Each wave that breaks" cette voix nous fait une proposition qui ne se refuse pas. Le plaisir de se laisser abattre comme au premier jour.
Piers Faccini est italo-britannique et vit aujourd’hui en France. Une certaine idée de l’Europe, peut-être. En allant enregistrer à Los Angeles, c’est à une partie de sa mythologie US qu’il vient se frotter. Mais, en ce mois de décembre 2005, le frère de sang est breton et s’appelle
JP Plunier. Photographe dans une autre vie,
JP Plunier le producteur aime titiller les points de vue. Mais question sujets, il serait plutôt du genre obsessionnel. Ben Harper, depuis les premières guitares, et
Jack Johnson, pour la première vague.
JP a ses méthodes. Planning serré. Douze jours au studio Sonora. Dernier locataire en date, Lee Hazlewood. Pas mal pour la vibe. Côté casting, le "posse" est convié, comme un
Scorsese convoquant
Pesci, De Niro et
Keitel sans avoir besoin de leur envoyer le moindre scénario. Toutes proportions gardées. La rythmique « pilier » inédite mixe la basse orgiaque de
Juan Nelson et la batterie aérienne d’
Adam Topol. Les autres membres du noyau dur sont tous venus en croquer :
Leon Mobley,
Merlo Podlewski,
Oliver Charles,
Bob Coke. Avec l’aimable participation de
Ben Harper et
Inara George pour quelques chœurs complices.

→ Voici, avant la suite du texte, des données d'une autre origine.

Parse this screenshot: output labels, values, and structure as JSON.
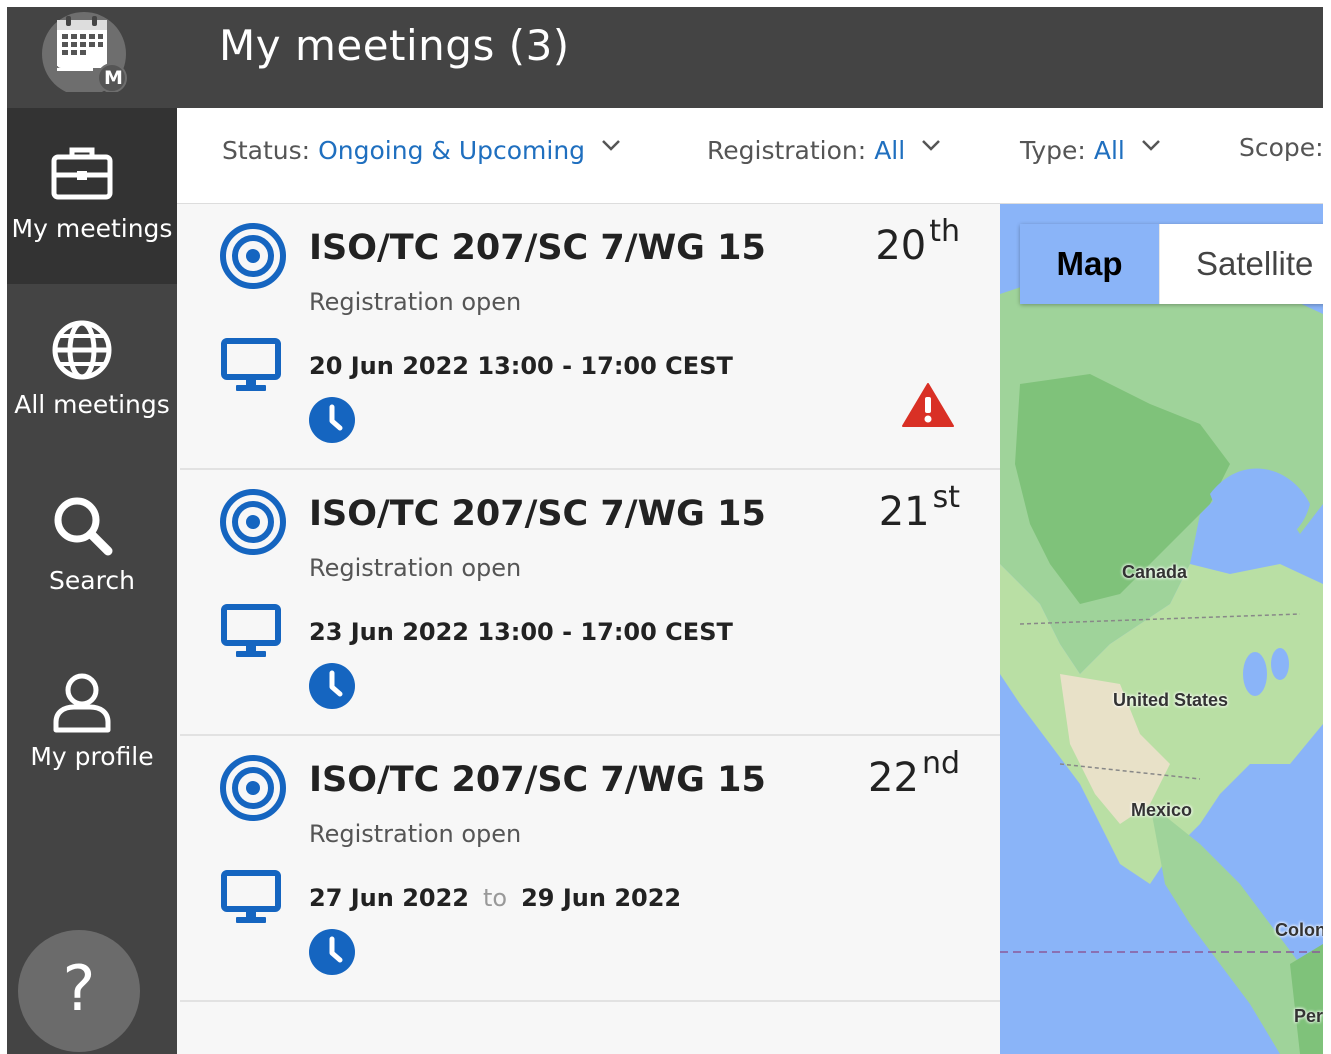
{
  "header": {
    "title": "My meetings (3)",
    "logo_badge": "M"
  },
  "sidebar": {
    "items": [
      {
        "label": "My meetings",
        "icon": "briefcase-icon",
        "active": true
      },
      {
        "label": "All meetings",
        "icon": "globe-icon",
        "active": false
      },
      {
        "label": "Search",
        "icon": "search-icon",
        "active": false
      },
      {
        "label": "My profile",
        "icon": "user-icon",
        "active": false
      }
    ],
    "help_label": "?"
  },
  "filters": [
    {
      "label": "Status:",
      "value": "Ongoing & Upcoming"
    },
    {
      "label": "Registration:",
      "value": "All"
    },
    {
      "label": "Type:",
      "value": "All"
    },
    {
      "label": "Scope:",
      "value": ""
    }
  ],
  "meetings": [
    {
      "title": "ISO/TC 207/SC 7/WG 15",
      "status": "Registration open",
      "dates": "20 Jun 2022 13:00 - 17:00 CEST",
      "date_to": "",
      "date_end": "",
      "day": "20",
      "day_suffix": "th",
      "warning": true
    },
    {
      "title": "ISO/TC 207/SC 7/WG 15",
      "status": "Registration open",
      "dates": "23 Jun 2022 13:00 - 17:00 CEST",
      "date_to": "",
      "date_end": "",
      "day": "21",
      "day_suffix": "st",
      "warning": false
    },
    {
      "title": "ISO/TC 207/SC 7/WG 15",
      "status": "Registration open",
      "dates": "27 Jun 2022",
      "date_to": "to",
      "date_end": "29 Jun 2022",
      "day": "22",
      "day_suffix": "nd",
      "warning": false
    }
  ],
  "map": {
    "toggle": {
      "map_label": "Map",
      "satellite_label": "Satellite"
    },
    "labels": {
      "canada": "Canada",
      "united_states": "United States",
      "mexico": "Mexico",
      "colombia": "Colon",
      "peru": "Per"
    }
  },
  "colors": {
    "accent": "#1f6fbf",
    "icon_blue": "#1565c0",
    "warning": "#d93025",
    "dark": "#444444"
  }
}
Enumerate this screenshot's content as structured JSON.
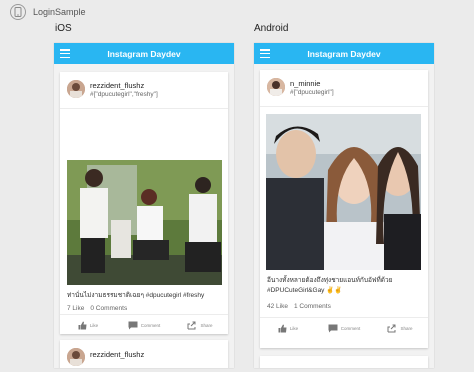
{
  "app": {
    "title": "LoginSample"
  },
  "platforms": [
    {
      "label": "iOS",
      "topbar_title": "Instagram Daydev",
      "posts": [
        {
          "username": "rezzident_flushz",
          "tags": "#[\"dpucutegirl\",\"freshy\"]",
          "caption": "ท่านั่นไม่งามธรรมชาติเฉยๆ #dpucutegirl #freshy",
          "likes": "7 Like",
          "comments": "0 Comments"
        },
        {
          "username": "rezzident_flushz"
        }
      ]
    },
    {
      "label": "Android",
      "topbar_title": "Instagram Daydev",
      "posts": [
        {
          "username": "n_minnie",
          "tags": "#[\"dpucutegirl\"]",
          "caption": "อีนางทั้งหลายต้องถึงทุ่งชายแอนท์กับอัฟที่ด้วย #DPUCuteGirl&Gay ✌️✌️",
          "likes": "42 Like",
          "comments": "1 Comments"
        }
      ]
    }
  ],
  "actions": {
    "like": "Like",
    "comment": "Comment",
    "share": "Share"
  },
  "icons": {
    "app_logo": "phone-icon",
    "menu": "hamburger-icon",
    "like": "thumbs-up-icon",
    "comment": "comment-bubble-icon",
    "share": "share-arrow-icon"
  },
  "colors": {
    "topbar": "#29b6f2",
    "background": "#ebebeb"
  }
}
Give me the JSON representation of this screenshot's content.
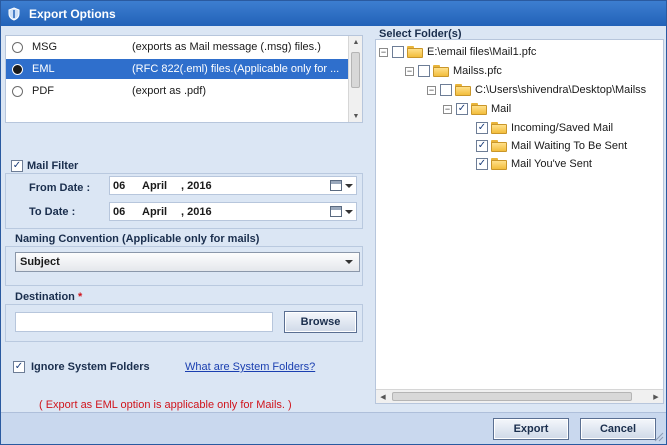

Pour les cordes, on décalle : mandoline rasta pour
Chris «
Kaleidoscope » Darrow, percées lumineuses de Kora signées
Ballake Sissoko, contrebasse au bord de la rupture pour
Gus Seyffert… Derrière la table de mixage, un drôle de géant veille au grain.
Eric Sarafin est ingénieur du son, musicien, écrivain à ses heures. Fera-t-il beau demain ? Peu importe finalement ce que nous raconte le ciel de
Piers Faccini, ce gars là a décidé de nous faire triper.
"it’s easy dance over to you ….", nous souffle
Piers Faccini au bout de ces quatorze chansons. Invitation manifeste.